O criador refere como a sua personalidade está dividida em dois lados opostos: caos total e ordem absoluta. Claremont fala de como ele nunca consegue encontrar um equilíbrio entre os dois lados da sua personalidade complexa mas, apesar do passado complicado do personagem, ainda há esperança.
Chris Claremont confessou que sabe como a história acaba mas isso é na sua cabeça, não na Marvel. Questionado sobre se gostaria de compartilhar, o autor disse que manteria em segredo, dizendo apenas “É um final feliz. Ele e a ruiva.”
A ascensão de Jean Grey a Fênix
A transformação de Jean Grey em Fênix foi uma verdadeira revolução no mundo dos quadrinhos. A saga da super-heroína elevada a uma força destrutiva da natureza mudou todas as regras.
O que teria Chris Claremont visto em Jean para a transformar em Fênix?
“Não tinha sido feito antes. Eu gosto de pensar que o poder da mente é infinito, por que não fazê-lo assim? E ver o que acontece? E então nós fizemos. Por que ela deveria ser o elo fraco da equipe? Na minha cabeça, Jean e Fênix sempre foram uma só. Ela é a Fênix, a Fênix é ela.”
Uma força da natureza como nenhuma outra carrega consigo uma tragédia concebida pelo próprio Claremont:
“O sofrimento, claro, é que Jean nunca teve a oportunidade de crescer dentro dela [Fênix], o poder veio muito cedo, e ela não teve tempo para desenvolver.
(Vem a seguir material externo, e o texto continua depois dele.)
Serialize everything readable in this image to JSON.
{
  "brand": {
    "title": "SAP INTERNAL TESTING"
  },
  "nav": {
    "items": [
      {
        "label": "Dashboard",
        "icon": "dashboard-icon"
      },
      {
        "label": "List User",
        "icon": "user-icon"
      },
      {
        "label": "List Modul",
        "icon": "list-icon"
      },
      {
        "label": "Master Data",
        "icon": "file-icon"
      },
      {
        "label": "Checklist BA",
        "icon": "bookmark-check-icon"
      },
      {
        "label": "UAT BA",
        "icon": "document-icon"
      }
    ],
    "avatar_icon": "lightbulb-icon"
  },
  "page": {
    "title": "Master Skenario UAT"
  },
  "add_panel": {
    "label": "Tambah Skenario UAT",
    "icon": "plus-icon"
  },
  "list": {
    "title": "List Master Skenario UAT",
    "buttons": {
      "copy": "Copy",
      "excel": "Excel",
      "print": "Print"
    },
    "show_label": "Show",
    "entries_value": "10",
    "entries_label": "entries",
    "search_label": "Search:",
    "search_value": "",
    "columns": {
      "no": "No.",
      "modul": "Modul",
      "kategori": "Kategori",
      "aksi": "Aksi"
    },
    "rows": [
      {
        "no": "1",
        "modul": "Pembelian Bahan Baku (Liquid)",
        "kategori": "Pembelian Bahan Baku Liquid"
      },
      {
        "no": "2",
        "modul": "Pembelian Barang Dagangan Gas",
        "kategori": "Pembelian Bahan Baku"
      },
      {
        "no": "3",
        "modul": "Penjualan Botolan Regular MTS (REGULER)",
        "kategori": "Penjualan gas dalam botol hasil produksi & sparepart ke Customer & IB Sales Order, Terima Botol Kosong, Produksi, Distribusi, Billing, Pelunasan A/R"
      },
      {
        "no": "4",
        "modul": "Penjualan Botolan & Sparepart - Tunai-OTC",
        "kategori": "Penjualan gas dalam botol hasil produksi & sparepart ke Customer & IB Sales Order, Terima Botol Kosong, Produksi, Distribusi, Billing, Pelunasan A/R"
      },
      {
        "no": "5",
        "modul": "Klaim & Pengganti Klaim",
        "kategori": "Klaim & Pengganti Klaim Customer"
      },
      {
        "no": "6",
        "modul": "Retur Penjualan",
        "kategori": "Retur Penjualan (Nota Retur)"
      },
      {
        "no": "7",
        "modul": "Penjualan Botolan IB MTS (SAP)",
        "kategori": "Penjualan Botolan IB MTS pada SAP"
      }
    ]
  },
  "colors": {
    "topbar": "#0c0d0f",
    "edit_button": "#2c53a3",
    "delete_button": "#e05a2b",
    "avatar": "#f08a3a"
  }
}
Enquanto ela estava crescendo dentro dela, a tragédia aconteceu e ela teve que dar um passo atrás. Ela teve de pagar por isso. Mas isso é, idealmente, aquilo que a tragédia é.
O mundo precisa dos X-Men?
2016 foi um ano excepcionalmente tumultuoso e intenso, com vários acontecimentos mundiais abalando a sociedade. Claremont classificou este tempos como “interessantes”, mostrando que a esperança é algo que não o abandonou.
Questionado sobre se o mundo precisa dos X-Men mais do que nunca, o pai dos mutantes responde:
“Eu acho que sim. Os X-Men, como a Marvel agora os vê, são substancialmente diferentes dos X-Men como eu os via. Então, eu espero que eles precisem dos X-Men, eu tenho esperança que os X-Men sejam fiéis aos personagens e às orientações da história que eu estabeleci. Mas este é um tempo diferente, estes são criadores diferentes, são visões diferentes dos personagens e conceitos e eles têm que ser julgados pelos seus próprios méritos.”
Chris Claremont olhou de seguida para o futuro e para as suas novas histórias longe dos mutantes:
“Vou criar histórias e personagens que são meus, e espero que sejam tão bem-recebidos e empaticamente poderosas nessa direção como os X-Men. Mas acho que todo o escritor passa por isso. Todos os escritores querem criar o seu equivalente do Harry Potter ou Game of Thrones ou dos X-Men. Não sou mais do que qualquer outra pessoa. Eu só quero encontrar uma maneira – tendo feito isso uma vez – quero fazê-lo novamente. Então, veremos.”